In science the complaint of ad hoccery seems to be less often made than in philosophy. Examples of alleged ad hoc hypotheses that are often discussed by philosophers of science are Ptolemy's epicycles, the LFC, and the neutrino hypothesis. Of these three, the LFC is arguably the strongest example because even Lorentz himself thought it was ad hoc.

Since I lack the space to discuss all cases where the complaint of ad hoccery is made, I will only discuss the use of ‘ad hoc’ in the debate about the Church-Fitch paradox of knowability, in the discussion about the axioms of ZF set theory, and in the evaluation of the LFC. In each case I show that the use of ‘ad hoc’ corresponds to (Ad Hoc).

3.1 An Unknown Truth

The Church-Fitch paradox shows that all truths are known if all truths can be known. (For a general introduction to this paradox, see Brogaard and Salerno Reference Brogaard, Salerno and Zalta2019.) Some antirealists are committed to the claim that all truths can be known, and the paradox threatens their position because it seems absurd to hold that all truths are known. Besides the rules of elementary logic, the paradox assumes that knowledge is factive and distributes over conjunctions and that absurd propositions are impossible. Here is a sketch of the problem. Suppose that all truths can be known (TCK), that is,

(TCK) For all propositions p, if p is true then it is possible to know p.

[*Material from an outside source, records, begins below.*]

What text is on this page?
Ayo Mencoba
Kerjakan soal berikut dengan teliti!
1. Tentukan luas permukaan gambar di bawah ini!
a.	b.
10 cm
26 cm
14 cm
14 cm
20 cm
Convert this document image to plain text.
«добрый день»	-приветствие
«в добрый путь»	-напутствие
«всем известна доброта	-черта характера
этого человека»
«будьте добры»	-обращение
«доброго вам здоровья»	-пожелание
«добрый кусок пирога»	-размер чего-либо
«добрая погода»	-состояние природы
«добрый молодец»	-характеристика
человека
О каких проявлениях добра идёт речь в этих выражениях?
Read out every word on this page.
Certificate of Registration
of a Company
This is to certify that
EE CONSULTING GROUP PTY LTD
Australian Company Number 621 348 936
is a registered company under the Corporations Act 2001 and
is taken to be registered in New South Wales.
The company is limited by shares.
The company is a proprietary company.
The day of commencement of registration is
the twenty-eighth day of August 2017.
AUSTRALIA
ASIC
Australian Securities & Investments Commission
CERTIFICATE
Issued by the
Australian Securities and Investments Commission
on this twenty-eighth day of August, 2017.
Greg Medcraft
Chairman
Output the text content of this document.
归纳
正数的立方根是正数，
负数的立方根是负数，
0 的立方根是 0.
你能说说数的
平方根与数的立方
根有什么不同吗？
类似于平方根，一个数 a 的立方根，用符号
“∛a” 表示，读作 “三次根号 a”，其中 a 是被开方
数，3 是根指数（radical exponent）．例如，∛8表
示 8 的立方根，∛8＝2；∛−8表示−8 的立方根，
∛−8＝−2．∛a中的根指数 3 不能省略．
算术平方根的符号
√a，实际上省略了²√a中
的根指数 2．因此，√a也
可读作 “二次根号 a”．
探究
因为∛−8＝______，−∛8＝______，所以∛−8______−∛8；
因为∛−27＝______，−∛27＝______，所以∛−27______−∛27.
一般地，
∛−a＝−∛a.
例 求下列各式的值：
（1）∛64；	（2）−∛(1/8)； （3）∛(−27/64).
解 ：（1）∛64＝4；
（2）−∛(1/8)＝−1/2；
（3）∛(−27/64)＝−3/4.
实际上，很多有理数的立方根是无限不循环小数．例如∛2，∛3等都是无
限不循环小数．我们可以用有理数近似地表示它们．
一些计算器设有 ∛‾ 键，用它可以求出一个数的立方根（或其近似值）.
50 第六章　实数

Suppose, for contradiction, that there is a truth, q, that is not known. By (TCK) it is possible to know the following conjunction: q is true and q is not known. Suppose this conjunction is known. Then it follows from knowledge's distribution over conjunctions that q is known and that it is known that q is not known; from this, by the factivity of knowledge, it follows that it is known and not known that q—contradiction. Hence, if all truths are knowable, all truths are known.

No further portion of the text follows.